Across tasks and datasets, collaborations that suppressed low-quality predictions generally outperformed the human alone in nearly all model/dataset combinations; the exception was the gradient-boosted tree (GBT) on the MIMIC discharge task, where the human remained superior (human > suppressed collaboration, P < 3.6e-5).

Uncertainty-informed suppression was often the fairest choice: Collaboration3 was the top fairness performer in 4 of 8 experiments (per the paper's counts), and suppression usually did not degrade AAOD fairness in settings where ML already outperformed humans.

Overall, suppression selectively hid low-quality or uncertain predictions in ways that raised aggregate AUROC in several dataset/model settings and often preserved or improved fairness across race/age/gender subgroup comparisons, thereby changing which cases were surfaced to clinicians for review.

Takeaways

Treat suppression as a 'mute' for shaky ML advice: in simulation, selectively hiding likely-wrong or high-uncertainty outputs improved collaboration when the model outperformed clinicians and commonly preserved subgroup fairness.

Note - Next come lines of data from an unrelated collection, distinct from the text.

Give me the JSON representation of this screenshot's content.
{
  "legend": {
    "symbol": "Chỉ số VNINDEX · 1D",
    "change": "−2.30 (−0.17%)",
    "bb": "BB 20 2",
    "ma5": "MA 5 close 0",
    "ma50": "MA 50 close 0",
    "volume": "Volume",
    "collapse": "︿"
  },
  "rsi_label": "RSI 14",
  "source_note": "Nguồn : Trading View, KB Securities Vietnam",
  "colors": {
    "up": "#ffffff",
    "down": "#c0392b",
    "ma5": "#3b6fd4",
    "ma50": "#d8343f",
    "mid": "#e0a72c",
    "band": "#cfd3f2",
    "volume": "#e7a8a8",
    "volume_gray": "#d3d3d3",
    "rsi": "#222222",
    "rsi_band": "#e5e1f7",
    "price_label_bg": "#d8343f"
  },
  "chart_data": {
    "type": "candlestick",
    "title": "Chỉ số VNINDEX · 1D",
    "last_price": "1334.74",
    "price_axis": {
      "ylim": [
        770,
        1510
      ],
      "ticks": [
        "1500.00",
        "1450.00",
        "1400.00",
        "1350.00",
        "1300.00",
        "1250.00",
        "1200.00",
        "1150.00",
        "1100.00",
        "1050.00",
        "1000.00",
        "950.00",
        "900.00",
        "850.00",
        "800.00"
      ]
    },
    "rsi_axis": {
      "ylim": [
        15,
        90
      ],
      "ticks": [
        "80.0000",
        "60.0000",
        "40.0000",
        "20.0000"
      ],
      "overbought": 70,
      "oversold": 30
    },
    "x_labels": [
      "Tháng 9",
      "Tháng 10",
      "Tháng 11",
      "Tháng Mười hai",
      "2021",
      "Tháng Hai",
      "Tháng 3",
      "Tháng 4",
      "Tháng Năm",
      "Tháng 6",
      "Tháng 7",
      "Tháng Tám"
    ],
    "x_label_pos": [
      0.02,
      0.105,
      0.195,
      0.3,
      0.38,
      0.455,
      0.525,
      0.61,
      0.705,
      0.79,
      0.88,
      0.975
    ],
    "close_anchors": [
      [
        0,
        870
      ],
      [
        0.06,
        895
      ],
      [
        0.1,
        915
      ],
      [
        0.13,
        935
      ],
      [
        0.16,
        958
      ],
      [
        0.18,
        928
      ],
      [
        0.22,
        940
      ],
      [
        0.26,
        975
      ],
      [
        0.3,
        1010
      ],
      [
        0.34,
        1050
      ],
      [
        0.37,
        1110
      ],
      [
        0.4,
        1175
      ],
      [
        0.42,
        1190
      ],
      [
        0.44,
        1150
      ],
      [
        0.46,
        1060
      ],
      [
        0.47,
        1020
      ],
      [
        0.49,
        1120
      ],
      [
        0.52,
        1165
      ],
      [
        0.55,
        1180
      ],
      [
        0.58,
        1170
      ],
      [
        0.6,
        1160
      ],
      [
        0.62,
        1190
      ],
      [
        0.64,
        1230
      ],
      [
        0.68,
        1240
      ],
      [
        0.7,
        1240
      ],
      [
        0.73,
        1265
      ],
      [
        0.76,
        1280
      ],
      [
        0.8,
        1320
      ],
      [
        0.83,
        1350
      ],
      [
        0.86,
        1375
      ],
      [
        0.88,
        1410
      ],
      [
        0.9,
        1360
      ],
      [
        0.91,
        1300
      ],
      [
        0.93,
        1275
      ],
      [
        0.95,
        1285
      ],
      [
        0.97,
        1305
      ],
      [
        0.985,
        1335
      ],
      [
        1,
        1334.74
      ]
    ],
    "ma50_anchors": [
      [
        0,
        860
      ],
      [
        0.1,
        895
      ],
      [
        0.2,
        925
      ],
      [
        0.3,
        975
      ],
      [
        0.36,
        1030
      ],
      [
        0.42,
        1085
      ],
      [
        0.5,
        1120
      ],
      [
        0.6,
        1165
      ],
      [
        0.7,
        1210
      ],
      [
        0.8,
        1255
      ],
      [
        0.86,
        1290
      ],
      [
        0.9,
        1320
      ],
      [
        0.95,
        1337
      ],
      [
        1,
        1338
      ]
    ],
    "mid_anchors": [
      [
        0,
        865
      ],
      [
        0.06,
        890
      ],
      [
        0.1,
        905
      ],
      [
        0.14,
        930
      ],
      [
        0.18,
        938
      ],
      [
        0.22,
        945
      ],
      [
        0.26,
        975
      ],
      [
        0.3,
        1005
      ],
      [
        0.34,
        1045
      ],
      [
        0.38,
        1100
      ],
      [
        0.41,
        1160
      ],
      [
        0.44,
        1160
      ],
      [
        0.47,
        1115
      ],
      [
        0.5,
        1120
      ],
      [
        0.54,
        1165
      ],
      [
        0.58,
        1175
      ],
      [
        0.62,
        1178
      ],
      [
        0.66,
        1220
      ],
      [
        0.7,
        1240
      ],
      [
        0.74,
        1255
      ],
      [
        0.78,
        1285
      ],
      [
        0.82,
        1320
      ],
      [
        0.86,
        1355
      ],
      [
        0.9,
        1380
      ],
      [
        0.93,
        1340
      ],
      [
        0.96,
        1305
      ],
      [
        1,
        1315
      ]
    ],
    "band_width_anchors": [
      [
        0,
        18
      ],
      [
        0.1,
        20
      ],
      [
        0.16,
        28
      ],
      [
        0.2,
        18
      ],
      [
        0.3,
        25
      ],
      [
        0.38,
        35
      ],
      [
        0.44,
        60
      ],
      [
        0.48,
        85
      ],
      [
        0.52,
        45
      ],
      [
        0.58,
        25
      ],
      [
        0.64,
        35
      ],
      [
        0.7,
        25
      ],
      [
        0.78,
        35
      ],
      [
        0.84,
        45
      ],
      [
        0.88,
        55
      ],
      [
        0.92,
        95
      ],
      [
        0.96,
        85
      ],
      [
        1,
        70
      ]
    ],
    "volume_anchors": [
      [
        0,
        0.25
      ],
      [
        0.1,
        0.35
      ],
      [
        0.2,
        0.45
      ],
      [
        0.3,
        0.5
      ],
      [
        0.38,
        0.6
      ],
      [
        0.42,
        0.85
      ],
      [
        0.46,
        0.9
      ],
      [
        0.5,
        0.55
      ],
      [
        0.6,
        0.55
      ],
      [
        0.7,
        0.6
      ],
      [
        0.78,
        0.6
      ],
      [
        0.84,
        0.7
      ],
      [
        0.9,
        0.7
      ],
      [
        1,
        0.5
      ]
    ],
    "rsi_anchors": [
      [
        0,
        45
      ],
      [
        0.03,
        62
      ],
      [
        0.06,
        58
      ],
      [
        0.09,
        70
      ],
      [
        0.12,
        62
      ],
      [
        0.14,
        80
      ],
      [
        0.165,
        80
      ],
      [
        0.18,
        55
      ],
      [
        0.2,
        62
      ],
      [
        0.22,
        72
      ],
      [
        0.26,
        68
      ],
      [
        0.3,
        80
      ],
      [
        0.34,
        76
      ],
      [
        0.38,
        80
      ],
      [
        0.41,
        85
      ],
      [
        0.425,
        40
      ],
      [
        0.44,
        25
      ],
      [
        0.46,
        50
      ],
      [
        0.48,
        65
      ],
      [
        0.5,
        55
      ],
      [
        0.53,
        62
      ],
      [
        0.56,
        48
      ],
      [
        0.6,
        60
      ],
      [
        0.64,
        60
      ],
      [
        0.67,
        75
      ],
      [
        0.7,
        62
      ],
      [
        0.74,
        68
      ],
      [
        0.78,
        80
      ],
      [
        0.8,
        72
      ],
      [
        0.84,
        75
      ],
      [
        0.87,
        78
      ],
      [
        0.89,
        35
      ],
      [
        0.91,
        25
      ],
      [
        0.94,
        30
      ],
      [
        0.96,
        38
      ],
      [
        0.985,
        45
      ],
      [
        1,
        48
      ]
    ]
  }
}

For pharmacists and pharmacy leaders: use suppressed-output signals as quiet consultants that speak when confident — route attention to higher-risk triage/discharge cases rather than automating final medication or disposition decisions.

When evaluating vendor tools, prefer ones that quantify uncertainty and support abstention, and insist on pre-deployment fairness assessment that measures the downstream impact of suppression across race, age, and gender.

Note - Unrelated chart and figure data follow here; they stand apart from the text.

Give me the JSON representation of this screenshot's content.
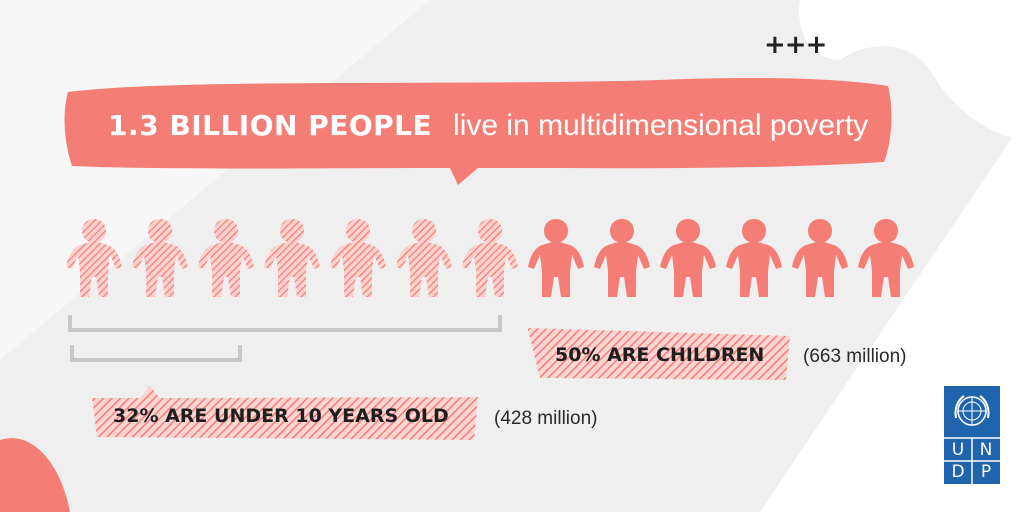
{
  "headline": {
    "bold": "1.3 BILLION PEOPLE",
    "rest": "live in multidimensional poverty"
  },
  "decoration": {
    "plus_marks": "+++"
  },
  "people": {
    "hatched_count": 7,
    "solid_count": 6
  },
  "children": {
    "label": "50% ARE CHILDREN",
    "amount": "(663 million)"
  },
  "under_ten": {
    "label": "32% ARE UNDER 10 YEARS OLD",
    "amount": "(428 million)"
  },
  "logo": {
    "letters": [
      "U",
      "N",
      "D",
      "P"
    ]
  },
  "colors": {
    "coral": "#f47e76",
    "hatch": "#f6a39d",
    "gray_band": "#efefef",
    "bracket": "#c8c8c8",
    "undp_blue": "#1f64ad"
  }
}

Remember simulation limits: validate locally, monitor for dataset shift and auditor/model drift, and ensure UI and governance prevent clinicians from interpreting 'no alert' as 'all clear' — continuous oversight remains essential.

Strengths and Limitations

Strengths:

Used large, real-world cohorts (VUMC and MIMIC-IV-ED) across two ED tasks and evaluated both a realistic gradient-boosted tree model and an oracle model to probe dependence on ML quality.; Applied uncertainty-aware auditing (virtual ensembles, QUEST/logistic regression auditors), repeated 30x train/test resampling, AAOD fairness metric, and formal statistical testing to strengthen methodological rigor.

Limitations:

Simulation of clinician behavior and use of retrospective data limit ecological validity; user-interface effects, real-world trust, and prospective clinician acceptance were not observed.; Auditor and uncertainty methods were evaluated on these datasets only; external validation, drift-detection safeguards, and subgroup impact testing are required before operational deployment.

Bottom Line

Early simulation-based evidence supports auditor-driven suppression: selectively hiding low-confidence or likely-incorrect ML predictions can boost human–ML collaboration and often preserve fairness when ML outperforms clinicians; pilot with vendors that expose uncertainty outputs, perform local validation, and implement ongoing monitoring and governance.